Obviously, the Roswell aliens were not the standard alien.
Quoting Major Jesse Marcel, he is on record as confirming the debris consisted of "foil", "parchment", "rubber" and from a transcript of taped interview by Bob Pratt on the morning of December 8, 1979:

Marcel: Oh. Yes - little members, small members, solid members that could not bend or break, but it didn't look like metal. It looked more like wood.

Pratt: How big?

Marcel: They varied in size. They were, as I can recall, perhaps three-eighths of an inch by one-quarter of an inch thick and just about all sizes. None of them were very long.

Pratt: How large was the biggest?

Marcel: I would say about three feet (long).

Pratt: How heavy?

Marcel: Weightless. You couldn't even tell you had it in your hands - just like you handle balsa wood.
(End of extract)

So, how did this all end up becoming a 'flying saucer', from outer space?

Perhaps because on the spot, Marcel himself decided, only a couple of weeks after 'flying saucers' first became snowballing media hysteria:

Pratt: What do you think this thing was?

Marcel: Well, as far as I know, or can surmise, it - I was pretty well acquainted with most of the things that were in the air at the time, not only from my own military aircraft but also in a lot of foreign countries, and I still believe it was nothing that came from earth. It came to earth but not from earth.
(End of extract)

What was Marcel's specifically related technical expertise, at that time:

Marcel: That’s Counter Intelligence (Corps) agents - See, my main job there was to clear the personnel through the Atomic Energy Commission to be stationed at that base, military personnel. I had five officers and about twenty enlisted typists working for me, with an office going like mint all the time. With (plus) those three CIC agents. They would do the investigating. Whenever we had to investigate somebody, I gave that job to them and they’d turn in their reports in to my office and we'd write the reports...
(End of extract)

Marcel self-determines has just made one of the greatest discoveries in history, so what happens next:

Pratt: Any jagged or broken ends or the like?
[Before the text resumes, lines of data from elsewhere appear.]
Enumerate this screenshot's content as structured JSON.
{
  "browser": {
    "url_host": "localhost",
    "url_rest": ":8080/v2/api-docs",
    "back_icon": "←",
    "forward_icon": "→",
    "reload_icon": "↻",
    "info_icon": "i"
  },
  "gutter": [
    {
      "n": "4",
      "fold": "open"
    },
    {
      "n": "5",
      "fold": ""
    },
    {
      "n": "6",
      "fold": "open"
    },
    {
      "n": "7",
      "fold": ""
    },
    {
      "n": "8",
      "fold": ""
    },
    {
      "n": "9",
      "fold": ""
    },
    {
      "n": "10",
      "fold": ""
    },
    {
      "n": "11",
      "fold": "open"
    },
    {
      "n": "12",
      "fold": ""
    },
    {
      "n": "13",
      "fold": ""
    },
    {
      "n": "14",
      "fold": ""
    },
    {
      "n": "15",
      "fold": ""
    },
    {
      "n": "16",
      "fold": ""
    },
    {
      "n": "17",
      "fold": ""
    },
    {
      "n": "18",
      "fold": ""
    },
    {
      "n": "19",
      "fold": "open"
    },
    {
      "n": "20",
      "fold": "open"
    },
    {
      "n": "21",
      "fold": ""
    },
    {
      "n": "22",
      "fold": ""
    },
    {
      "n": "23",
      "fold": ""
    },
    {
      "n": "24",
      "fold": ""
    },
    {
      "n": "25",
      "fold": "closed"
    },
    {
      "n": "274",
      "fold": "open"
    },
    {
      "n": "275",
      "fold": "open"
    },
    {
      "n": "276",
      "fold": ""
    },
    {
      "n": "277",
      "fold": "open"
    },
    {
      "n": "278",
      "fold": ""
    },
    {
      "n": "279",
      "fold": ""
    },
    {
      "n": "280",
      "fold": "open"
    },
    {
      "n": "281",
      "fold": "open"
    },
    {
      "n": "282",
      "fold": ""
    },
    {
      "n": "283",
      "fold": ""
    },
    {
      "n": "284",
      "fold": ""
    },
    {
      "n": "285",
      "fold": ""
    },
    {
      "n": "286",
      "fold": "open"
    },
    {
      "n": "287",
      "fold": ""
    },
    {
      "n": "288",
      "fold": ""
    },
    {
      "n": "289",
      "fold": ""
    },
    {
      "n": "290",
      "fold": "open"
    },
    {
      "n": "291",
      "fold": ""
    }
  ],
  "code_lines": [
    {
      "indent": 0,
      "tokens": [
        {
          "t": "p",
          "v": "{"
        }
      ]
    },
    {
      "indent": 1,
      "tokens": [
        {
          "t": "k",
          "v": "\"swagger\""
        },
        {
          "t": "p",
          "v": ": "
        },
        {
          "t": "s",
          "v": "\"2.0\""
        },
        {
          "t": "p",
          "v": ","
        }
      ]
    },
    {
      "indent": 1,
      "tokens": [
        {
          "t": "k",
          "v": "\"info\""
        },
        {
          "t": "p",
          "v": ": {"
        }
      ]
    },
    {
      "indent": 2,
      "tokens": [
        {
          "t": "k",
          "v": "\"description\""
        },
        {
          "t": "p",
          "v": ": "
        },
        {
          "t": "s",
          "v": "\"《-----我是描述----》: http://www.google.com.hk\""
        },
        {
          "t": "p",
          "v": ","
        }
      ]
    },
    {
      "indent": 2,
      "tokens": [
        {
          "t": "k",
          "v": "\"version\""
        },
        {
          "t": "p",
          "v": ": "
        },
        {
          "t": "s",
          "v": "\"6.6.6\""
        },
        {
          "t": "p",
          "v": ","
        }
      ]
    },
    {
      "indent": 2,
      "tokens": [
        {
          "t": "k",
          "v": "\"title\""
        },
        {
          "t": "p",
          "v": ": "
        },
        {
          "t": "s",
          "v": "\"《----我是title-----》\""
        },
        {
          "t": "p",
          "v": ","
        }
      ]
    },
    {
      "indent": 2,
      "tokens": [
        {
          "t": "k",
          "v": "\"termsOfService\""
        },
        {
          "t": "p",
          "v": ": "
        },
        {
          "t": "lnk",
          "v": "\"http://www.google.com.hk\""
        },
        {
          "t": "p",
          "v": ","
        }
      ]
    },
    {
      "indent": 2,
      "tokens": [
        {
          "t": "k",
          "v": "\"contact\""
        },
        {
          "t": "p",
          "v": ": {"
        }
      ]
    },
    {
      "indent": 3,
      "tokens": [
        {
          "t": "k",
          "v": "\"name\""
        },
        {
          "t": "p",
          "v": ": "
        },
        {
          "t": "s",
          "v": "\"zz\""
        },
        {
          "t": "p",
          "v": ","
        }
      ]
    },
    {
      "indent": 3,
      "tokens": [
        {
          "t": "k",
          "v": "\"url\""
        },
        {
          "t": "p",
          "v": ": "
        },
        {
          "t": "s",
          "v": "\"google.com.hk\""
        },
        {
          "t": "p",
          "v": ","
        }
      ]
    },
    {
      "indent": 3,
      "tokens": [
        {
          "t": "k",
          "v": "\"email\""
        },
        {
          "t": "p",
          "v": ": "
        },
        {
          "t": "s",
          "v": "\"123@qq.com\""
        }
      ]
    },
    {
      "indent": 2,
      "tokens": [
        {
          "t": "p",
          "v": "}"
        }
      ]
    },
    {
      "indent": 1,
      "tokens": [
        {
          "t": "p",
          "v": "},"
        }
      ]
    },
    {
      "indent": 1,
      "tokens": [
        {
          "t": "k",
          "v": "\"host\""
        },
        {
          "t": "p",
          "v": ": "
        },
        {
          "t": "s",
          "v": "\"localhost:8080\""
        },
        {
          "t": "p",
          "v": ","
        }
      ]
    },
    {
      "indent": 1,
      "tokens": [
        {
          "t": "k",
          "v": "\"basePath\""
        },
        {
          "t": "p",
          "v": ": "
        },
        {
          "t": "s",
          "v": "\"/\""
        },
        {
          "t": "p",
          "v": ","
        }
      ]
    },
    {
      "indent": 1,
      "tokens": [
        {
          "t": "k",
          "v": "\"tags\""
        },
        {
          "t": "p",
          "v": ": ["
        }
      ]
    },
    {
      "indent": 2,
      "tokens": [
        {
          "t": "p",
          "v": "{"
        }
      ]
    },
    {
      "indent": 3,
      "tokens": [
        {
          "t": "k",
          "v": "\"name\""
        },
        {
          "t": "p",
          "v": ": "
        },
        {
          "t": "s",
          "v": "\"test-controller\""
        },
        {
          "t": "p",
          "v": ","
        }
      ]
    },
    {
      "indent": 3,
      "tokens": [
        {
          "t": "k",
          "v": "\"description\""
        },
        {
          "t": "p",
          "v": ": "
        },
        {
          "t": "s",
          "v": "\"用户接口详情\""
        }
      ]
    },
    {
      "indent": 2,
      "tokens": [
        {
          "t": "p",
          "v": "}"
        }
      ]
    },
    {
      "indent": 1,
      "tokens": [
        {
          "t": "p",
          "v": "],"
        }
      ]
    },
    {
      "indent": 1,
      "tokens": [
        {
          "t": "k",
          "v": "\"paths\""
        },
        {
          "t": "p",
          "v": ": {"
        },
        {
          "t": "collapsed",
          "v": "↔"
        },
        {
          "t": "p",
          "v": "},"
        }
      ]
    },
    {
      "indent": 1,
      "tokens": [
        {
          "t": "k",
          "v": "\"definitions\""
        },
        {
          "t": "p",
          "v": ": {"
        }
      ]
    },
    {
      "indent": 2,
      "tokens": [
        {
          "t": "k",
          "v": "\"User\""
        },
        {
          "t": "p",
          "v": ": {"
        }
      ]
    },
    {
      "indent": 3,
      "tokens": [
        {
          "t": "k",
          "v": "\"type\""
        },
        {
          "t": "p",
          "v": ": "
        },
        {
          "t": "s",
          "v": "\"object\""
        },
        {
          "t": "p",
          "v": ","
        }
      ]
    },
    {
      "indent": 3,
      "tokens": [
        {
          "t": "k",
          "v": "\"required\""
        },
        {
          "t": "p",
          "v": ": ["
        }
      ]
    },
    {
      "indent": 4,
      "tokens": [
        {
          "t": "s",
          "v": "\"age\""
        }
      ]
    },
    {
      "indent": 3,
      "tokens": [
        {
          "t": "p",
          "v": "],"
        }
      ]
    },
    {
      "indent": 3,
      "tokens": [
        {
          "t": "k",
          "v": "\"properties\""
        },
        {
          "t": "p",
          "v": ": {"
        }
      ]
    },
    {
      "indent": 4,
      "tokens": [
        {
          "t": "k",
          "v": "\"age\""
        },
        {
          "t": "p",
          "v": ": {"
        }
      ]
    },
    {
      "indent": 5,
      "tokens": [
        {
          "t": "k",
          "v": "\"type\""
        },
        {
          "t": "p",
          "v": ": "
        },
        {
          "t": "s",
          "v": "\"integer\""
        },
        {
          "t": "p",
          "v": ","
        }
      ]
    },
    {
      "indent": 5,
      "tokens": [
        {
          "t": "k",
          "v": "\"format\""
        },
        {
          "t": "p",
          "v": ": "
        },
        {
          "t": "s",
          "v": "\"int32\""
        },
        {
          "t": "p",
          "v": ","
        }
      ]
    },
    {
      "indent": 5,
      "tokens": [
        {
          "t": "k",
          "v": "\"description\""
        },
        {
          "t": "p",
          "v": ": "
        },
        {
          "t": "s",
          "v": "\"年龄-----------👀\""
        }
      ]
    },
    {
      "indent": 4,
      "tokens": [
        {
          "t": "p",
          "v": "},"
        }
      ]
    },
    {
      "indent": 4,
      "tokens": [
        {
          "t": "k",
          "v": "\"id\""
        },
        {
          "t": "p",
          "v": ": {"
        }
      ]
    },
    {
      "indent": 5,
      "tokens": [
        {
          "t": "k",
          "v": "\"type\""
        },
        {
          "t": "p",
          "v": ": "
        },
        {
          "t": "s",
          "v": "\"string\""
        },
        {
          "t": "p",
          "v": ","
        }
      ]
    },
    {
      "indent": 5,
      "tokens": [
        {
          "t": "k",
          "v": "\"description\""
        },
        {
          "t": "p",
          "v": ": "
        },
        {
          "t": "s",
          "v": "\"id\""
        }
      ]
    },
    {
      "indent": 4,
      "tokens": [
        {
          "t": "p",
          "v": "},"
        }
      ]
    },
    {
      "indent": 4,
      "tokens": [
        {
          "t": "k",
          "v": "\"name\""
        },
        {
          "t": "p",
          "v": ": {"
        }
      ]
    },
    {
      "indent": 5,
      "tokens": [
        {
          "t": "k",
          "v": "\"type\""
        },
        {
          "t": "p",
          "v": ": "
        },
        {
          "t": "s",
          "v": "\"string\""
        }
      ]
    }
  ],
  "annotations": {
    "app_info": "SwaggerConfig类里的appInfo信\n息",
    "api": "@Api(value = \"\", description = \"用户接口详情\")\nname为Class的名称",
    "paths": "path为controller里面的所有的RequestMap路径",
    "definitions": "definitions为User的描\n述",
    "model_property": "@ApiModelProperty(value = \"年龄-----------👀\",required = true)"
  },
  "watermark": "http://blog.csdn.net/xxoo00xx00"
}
Marcel: No. As far as I can recall, they were clean. See, I had so little time to spend on this - I had other duties to perform. I brought the stuff over here, my CO saw it, my staff saw it and then the following day my CO told me to take it to Wright-Patterson.

Pratt: Why there?

Marcel: For analysis. They wanted to see what it was.
(End of extract)

Then our foil, sticks, parchment and rubber fragments are announced in a press release, as a recovered "flying disc'" which "landed" on a ranch and it was "stored" there by the rancher.

"Stored", subsequently being revealed as Brazel gathering up a bundle of 'flying disc' material and securing it under some desert 'brush" growth.

All only to be subsequently identified as meteorological fragments.

Marcel also, of course, stops off at home first, before advising his commanding officer that he has discovered not only proof of life elsewhere in the universe, it is tangible evidence of a potentially hostile, military threat to the entire United States.

Etc.

This is the foundation of 'Roswell', and a context of whether, years later, tales of aliens recovered from a spacecraft, caskets et al, is realistically tenable.
 
This is the foundation of 'Roswell', and a context of whether, years later, tales of aliens recovered from a spacecraft, caskets et al, is realistically tenable

The recovery part is almost a separate set of tales that got added on later.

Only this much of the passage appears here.